Continuei em minha viagem, não sei ao certo se subindo ou descendo, por um longo tempo, até que senti que havia parado. Eu estava agora, imagino, boiando no infinito que nos rodeia. A escuridão ainda se fazia presente quando percebi, em algum ponto distante, uma pequena luz vermelha. A luz foi aumentando, tornando-se mais próxima, e foi então que vi o que me atormenta até os dias de hoje. Um cenário de caos e desordem, onde olhos vermelhos e sem pálpebras desfilavam e dançavam em meio à destruição, sobre prédios invertidos e desprovidos de cores. Fogo descia do céu vermelho, enquanto rios de sangue corriam entre os prédios.

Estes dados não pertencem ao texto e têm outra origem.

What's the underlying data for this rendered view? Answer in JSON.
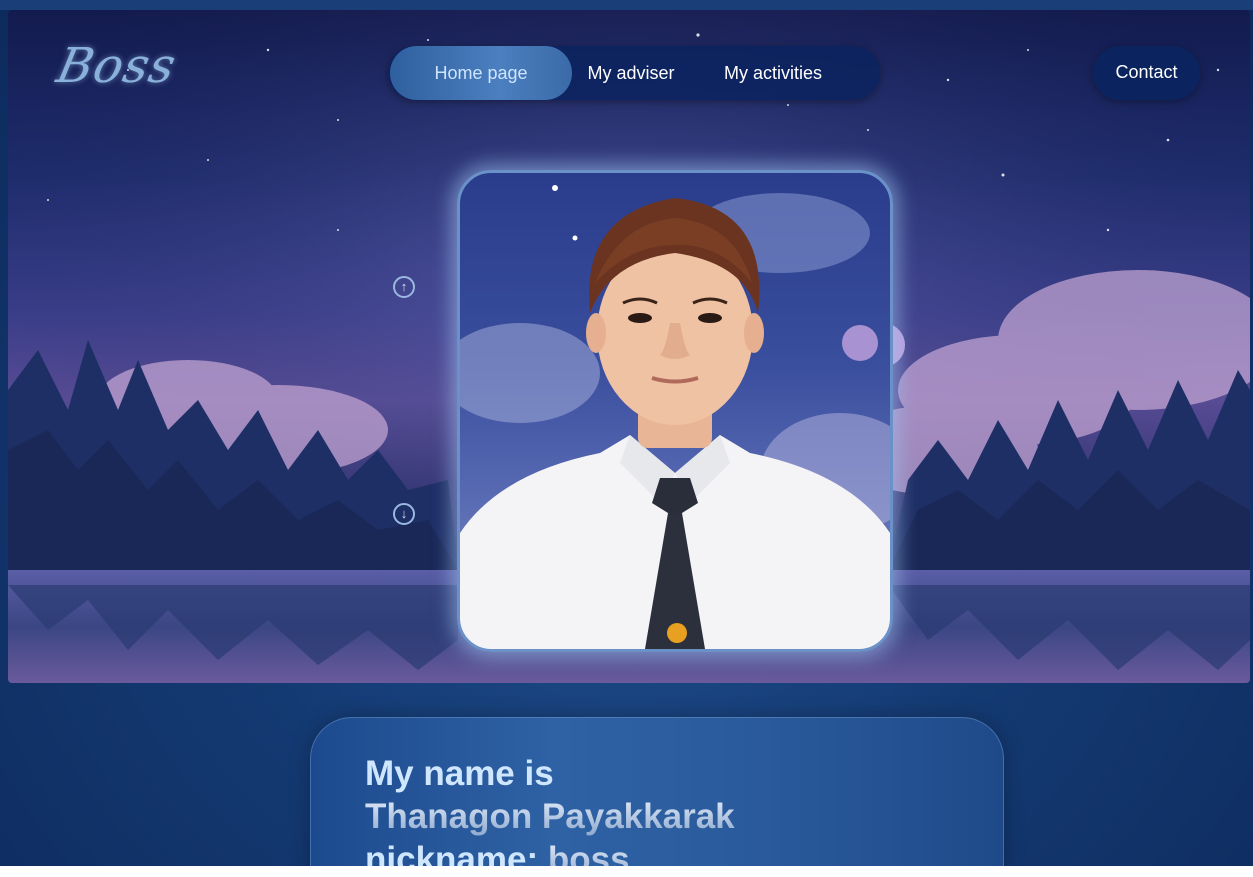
{
  "brand": {
    "logo_text": "Boss"
  },
  "nav": {
    "items": [
      {
        "label": "Home page",
        "active": true
      },
      {
        "label": "My adviser",
        "active": false
      },
      {
        "label": "My activities",
        "active": false
      }
    ],
    "contact_label": "Contact"
  },
  "hero": {
    "scroll_up_icon": "arrow-up-circle-icon",
    "scroll_down_icon": "arrow-down-circle-icon"
  },
  "profile": {
    "intro": "My name is",
    "full_name": "Thanagon Payakkarak",
    "nickname_label": "nickname:",
    "nickname_value": "boss"
  },
  "colors": {
    "page_bg": "#143a73",
    "nav_bg": "#0a235f",
    "nav_active": "#4b7fbf",
    "accent_text": "#cfe6ff"
  }
}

Tambores emitiam sons que pareciam vivos, eram densos e propagavam-se pelo espaço, sem qualquer limitação física; ao chegar em meus ouvidos, os sons pareciam adentrar por minhas orelhas sacudindo meu cérebro como gelatina, e pareciam fazer isso propositalmente. A dor tomou conta de todo o meu corpo, e embora eu quisesse gritar, som algum saia de minha garganta. Tentei correr, nadar, caminhar, para longe dali, mas eu não tinha controle algum sobre meu corpo. Foi então que a imensa massa de escuridão afastou-se de meu corpo, fazendo-me despencar do ponto no infinito onde eu estava. Caí por um longo tempo, sem alcançar o chão – ou o céu -, meus órgãos começaram a dançar dentro de mim, e meus olhos estavam quase pulando fora de órbita quando, finalmente, acordei ensopado de suor em minha cama.

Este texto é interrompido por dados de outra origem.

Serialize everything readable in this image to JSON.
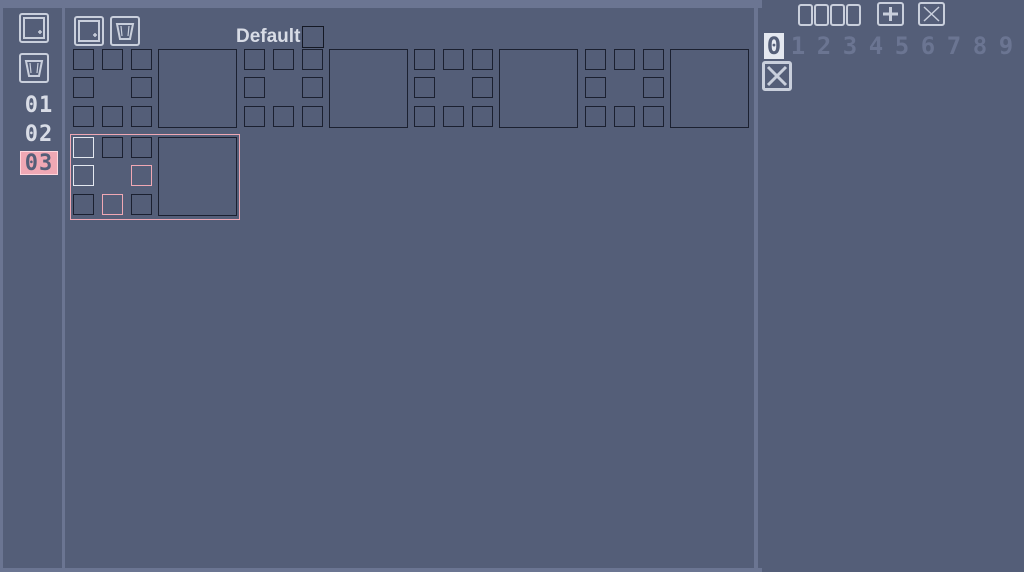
{
  "banks": {
    "items": [
      "01",
      "02",
      "03"
    ],
    "active_index": 2
  },
  "main": {
    "default_label": "Default"
  },
  "right": {
    "counter_digits": [
      "",
      "",
      "",
      ""
    ],
    "slots": [
      "0",
      "1",
      "2",
      "3",
      "4",
      "5",
      "6",
      "7",
      "8",
      "9"
    ],
    "active_slot": "0"
  },
  "icons": {
    "left_add": "add-square-icon",
    "left_delete": "trash-icon",
    "main_add": "add-square-icon",
    "main_delete": "trash-icon",
    "right_add": "plus-icon",
    "right_close": "close-icon",
    "right_clear": "clear-x-icon"
  },
  "colors": {
    "background": "#545e78",
    "border": "#6b7592",
    "text": "#d8dce6",
    "accent": "#f0a8b4",
    "tile_line": "#1b2030"
  }
}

Por alguns minutos fiquei ali sentado, tateando ao meu redor para certificar-me que aquela era minha cama. Acendi a luz para ter certeza de que estava em meu quarto, e, quando finalmente tive certeza de estar em casa, fui até a cozinha e bebi um imenso copo d'água. Hoje, não fossem os remédios dados a mim pelos médicos do hospital psiquiátrico onde viverei até meus últimos segundos de vida, eu não poderia dormir, pois sempre que deito-me para dormir e o sono chega, sempre estou parado na mesma rua em preto-e-branco, sentindo a escuridão pressionando meu corpo e fazendo-me flutuar levemente no ar.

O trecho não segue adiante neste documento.